В той части, что оставалась мертва — в зловеще-пустых коридорах тускло мерцало аварийное освещение. И в жилых отсеках, и на боевых постах, и в лабораториях — таких же зловещих и таких же пустых — столь же мертвенно светили аварийные лампы странного вида, похожие на крупных улиток с хитро закрученной раковиной.
Улитки казались живыми — погасшие медленно уползали к утилизационным отверстиям, на смену им приползали новые, — но лишь казались. Здесь все было мертвым и ничто не было живым.
Улитки светили — и могли (при разумном расходе топлива для реактора) светить еще пару-тройку миллионов лет, — не освещая никого. Никого живого. И — никого мертвого. Системы утилизации давно освободили коридоры и каюты от мертвецов — те не обиделись, при жизни они тоже не относились с почтением к трупам, считая покинутое духом тело падалью, хотя и пригодной для использования.
Лишь одно место — ходовая рубка — освещалось нормально. И только там сидел во вращающемся кресле человек.
Почти сидел — скорее, полулежал, руки и голова бессильно упали на нечто, отдаленно напоминающее панель управления, но имевшее вместо клавиш, тумблеров и индикаторов лишь ряды многочисленных отверстий. Некоторые из них светились — неярко, разными цветами. Отверстия не имели никаких надписей — и не обозначались каким-либо иным способом.
Человек был тоже «почти» — иссохшая мумия, система утилизации среди штатного оборудования рубки не числилась. Мертвец казался весьма похож на человека — две руки, две ноги, одна голова… А такие мелочи, как третий фасеточный глаз над переносицей и количество длинных паучьих пальцев (имелось их по восемь на каждой кисти) — это не главное. Разные почти люди встречаются в иных краях и временах…

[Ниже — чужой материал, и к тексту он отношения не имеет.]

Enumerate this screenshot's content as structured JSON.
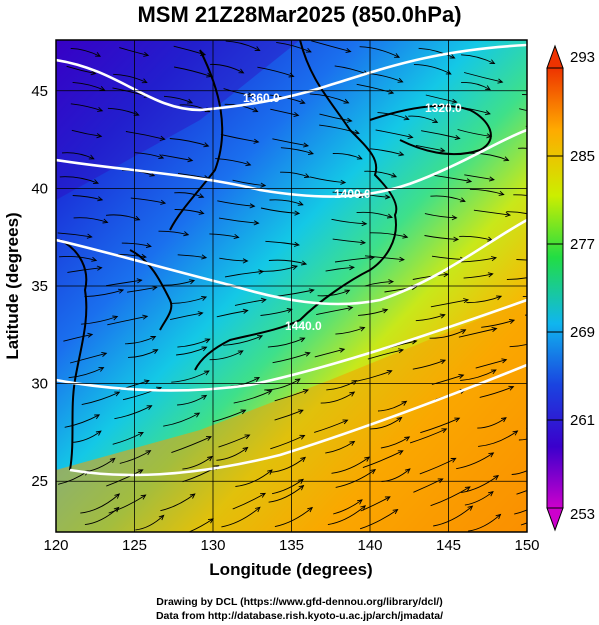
{
  "title": "MSM 21Z28Mar2025 (850.0hPa)",
  "x_axis": {
    "label": "Longitude (degrees)",
    "ticks": [
      "120",
      "125",
      "130",
      "135",
      "140",
      "145",
      "150"
    ],
    "range": [
      120,
      150
    ]
  },
  "y_axis": {
    "label": "Latitude  (degrees)",
    "ticks": [
      "25",
      "30",
      "35",
      "40",
      "45"
    ],
    "range": [
      22.4,
      47.6
    ]
  },
  "colorbar": {
    "labels": [
      "293",
      "285",
      "277",
      "269",
      "261",
      "253"
    ],
    "range": [
      253,
      293
    ],
    "colors": [
      "#cc00cc",
      "#2222dd",
      "#1188ee",
      "#00ddcc",
      "#22dd22",
      "#ddee00",
      "#ffaa00",
      "#ee3300"
    ]
  },
  "contours": [
    {
      "label": "1360.0"
    },
    {
      "label": "1320.0"
    },
    {
      "label": "1400.0"
    },
    {
      "label": "1440.0"
    }
  ],
  "footer": {
    "line1": "Drawing by DCL (https://www.gfd-dennou.org/library/dcl/)",
    "line2": "Data from http://database.rish.kyoto-u.ac.jp/arch/jmadata/"
  }
}
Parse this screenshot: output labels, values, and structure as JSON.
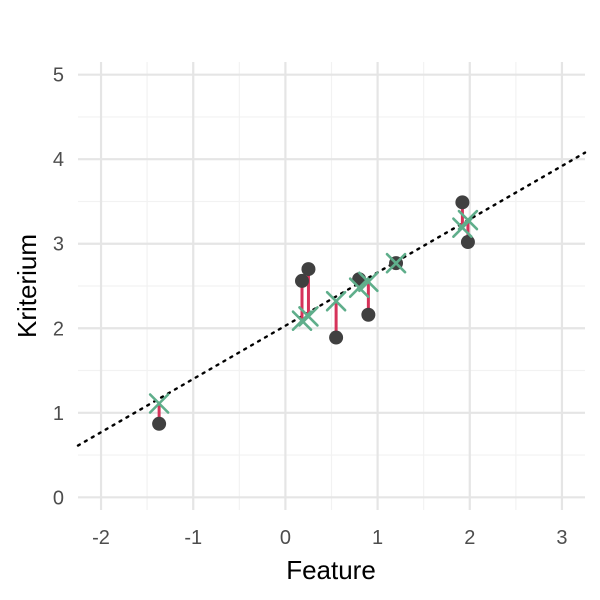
{
  "chart_data": {
    "type": "scatter",
    "title": "",
    "xlabel": "Feature",
    "ylabel": "Kriterium",
    "xlim": [
      -2.25,
      3.25
    ],
    "ylim": [
      -0.15,
      5.15
    ],
    "x_ticks": [
      -2,
      -1,
      0,
      1,
      2,
      3
    ],
    "y_ticks": [
      0,
      1,
      2,
      3,
      4,
      5
    ],
    "x_tick_labels": [
      "-2",
      "-1",
      "0",
      "1",
      "2",
      "3"
    ],
    "y_tick_labels": [
      "0",
      "1",
      "2",
      "3",
      "4",
      "5"
    ],
    "grid": true,
    "legend": "none",
    "regression_line": {
      "intercept": 2.03,
      "slope": 0.63,
      "style": "dotted",
      "color": "#000000"
    },
    "observed": {
      "marker": "circle",
      "color": "#404040",
      "points": [
        {
          "x": -1.37,
          "y": 0.87
        },
        {
          "x": 0.18,
          "y": 2.56
        },
        {
          "x": 0.25,
          "y": 2.7
        },
        {
          "x": 0.55,
          "y": 1.89
        },
        {
          "x": 0.8,
          "y": 2.58
        },
        {
          "x": 0.9,
          "y": 2.16
        },
        {
          "x": 1.2,
          "y": 2.77
        },
        {
          "x": 1.92,
          "y": 3.49
        },
        {
          "x": 1.98,
          "y": 3.02
        }
      ]
    },
    "predicted": {
      "marker": "x",
      "color": "#5fae8b",
      "points": [
        {
          "x": -1.37,
          "y": 1.11
        },
        {
          "x": 0.18,
          "y": 2.09
        },
        {
          "x": 0.25,
          "y": 2.14
        },
        {
          "x": 0.55,
          "y": 2.32
        },
        {
          "x": 0.8,
          "y": 2.48
        },
        {
          "x": 0.9,
          "y": 2.55
        },
        {
          "x": 1.2,
          "y": 2.77
        },
        {
          "x": 1.92,
          "y": 3.19
        },
        {
          "x": 1.98,
          "y": 3.28
        }
      ]
    },
    "residual_color": "#d6325a",
    "grid_major_color": "#e5e5e5",
    "grid_minor_color": "#f2f2f2"
  }
}
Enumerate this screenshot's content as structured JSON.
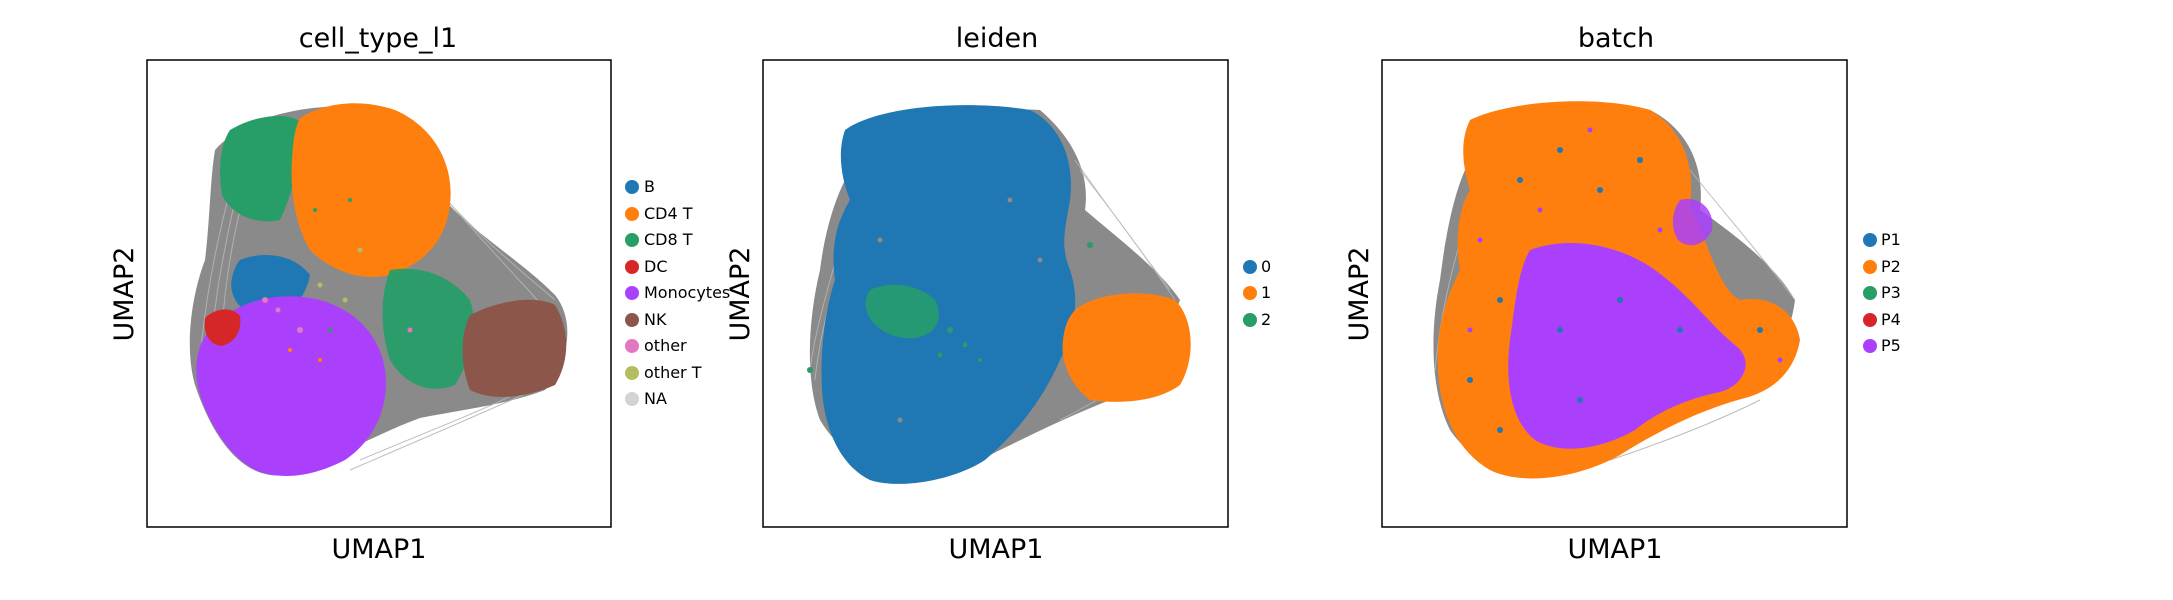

На полу валялся сенсорный шлем — свалившийся с вытянутой, шишкообразной головы мертвеца — тоже вытянутый, шишкообразный. Устилавшие внутреннюю поверхность шлема длинные ворсинки электродов шевелились, как живые… Они и были отчасти живые — через них шла обычно связь между живой и не-живой частями Верблюда. Управление. Мог Водяной Верблюд двигаться и на некоем аналоге автопилота — и двигаться гораздо осмысленнее и целенаправленнее нынешних своих многовековых шатаний… А при отсутствии цели и приказа на ее достижение Верблюду полагалось лечь на дно в глубоком месте и экономить энергию. Ждать указаний.
Но случилась беда.
Беда случилась в неудачный момент (а бывают ли удачные — для беды?), когда аналог автопилота получал аналог новой программы… Когда ручное (в смысле — сенсорное) управление отсоединялось от бесчисленных живых и неживых систем Верблюда — и не отсоединилось до конца. Когда автопилот брал на себя функции управления — и завис на середине процесса… Обрывки старой программы автопилота сталкивались с фрагментами новой, порой противоречащими. Устройства и механизмы включались и отключались бессистемно и тупо, живые органы порой получали отменяющую команду, не успев исполнить предыдущую.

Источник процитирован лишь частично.